Gabriel Yared, qui a composé la musique de Belle du Seigneur, a commencé à travailler sur le projet comme à son habitude, c’est-à-dire sans aucune image. Il évoque ses difficultés sur ce film :

La musique originale de Belle du Seigneur ne ressemble à rien de ce que j’ai fait auparavant. Elle ne sourit jamais, elle est ténébreuse, ne se « lâche » pas. C’est un mélange de tension et de pudeur qui ne coulait pas de source pour moi.

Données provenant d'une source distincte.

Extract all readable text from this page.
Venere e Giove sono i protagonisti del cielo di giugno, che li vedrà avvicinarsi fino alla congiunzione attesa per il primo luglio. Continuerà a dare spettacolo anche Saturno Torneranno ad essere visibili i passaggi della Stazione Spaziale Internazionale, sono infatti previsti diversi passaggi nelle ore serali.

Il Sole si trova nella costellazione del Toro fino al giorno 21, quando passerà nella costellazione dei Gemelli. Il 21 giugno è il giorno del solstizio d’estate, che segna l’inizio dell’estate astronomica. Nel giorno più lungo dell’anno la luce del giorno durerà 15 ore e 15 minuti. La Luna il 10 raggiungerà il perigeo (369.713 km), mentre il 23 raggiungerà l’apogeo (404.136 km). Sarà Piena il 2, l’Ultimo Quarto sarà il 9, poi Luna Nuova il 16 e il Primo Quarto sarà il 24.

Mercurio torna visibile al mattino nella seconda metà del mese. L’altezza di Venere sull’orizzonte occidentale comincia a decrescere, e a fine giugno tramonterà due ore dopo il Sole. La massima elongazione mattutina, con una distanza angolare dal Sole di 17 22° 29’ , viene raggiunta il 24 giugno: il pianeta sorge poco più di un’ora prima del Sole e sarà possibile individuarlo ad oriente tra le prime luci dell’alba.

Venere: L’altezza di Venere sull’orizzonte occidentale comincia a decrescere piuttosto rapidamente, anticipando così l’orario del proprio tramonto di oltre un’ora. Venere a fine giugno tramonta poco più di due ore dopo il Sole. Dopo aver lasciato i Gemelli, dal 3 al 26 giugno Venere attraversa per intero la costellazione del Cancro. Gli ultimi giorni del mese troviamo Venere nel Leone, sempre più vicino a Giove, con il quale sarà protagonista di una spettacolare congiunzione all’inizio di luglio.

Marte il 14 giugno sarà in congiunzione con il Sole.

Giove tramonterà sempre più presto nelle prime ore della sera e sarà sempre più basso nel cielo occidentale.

Les  deux interprètent Natalia Vodianova et Jonathan Rhys Meyers respectivement Ariane et Solal, les deux amants de Belle du Seigneur, ont eu une relation assez inhabituelle sur un plateau de tournage :

Nous ne nous rencontrions que pendant les prises, sans se voir ni se parler avant. Du coup, notre première rencontre a été intense et imprévisible, à l’image de ce que vivaient nos personnages. J’étais convaincue que discuter ou devenir amie avec Jonathan nuirait au potentiel dramatique de l’histoire. Nous avons pris le temps de nous découvrir après la fin du tournage », raconte l’actrice. « Étant donné le temps très court dont nous disposions pour le tournage, Jonathan et moi étions obligés de rester très spontanés. Quand on n’a que deux prises pour réussir, on doit se faire confiance, on n’a pas le temps de douter ou d’être incertains, poursuit-elle.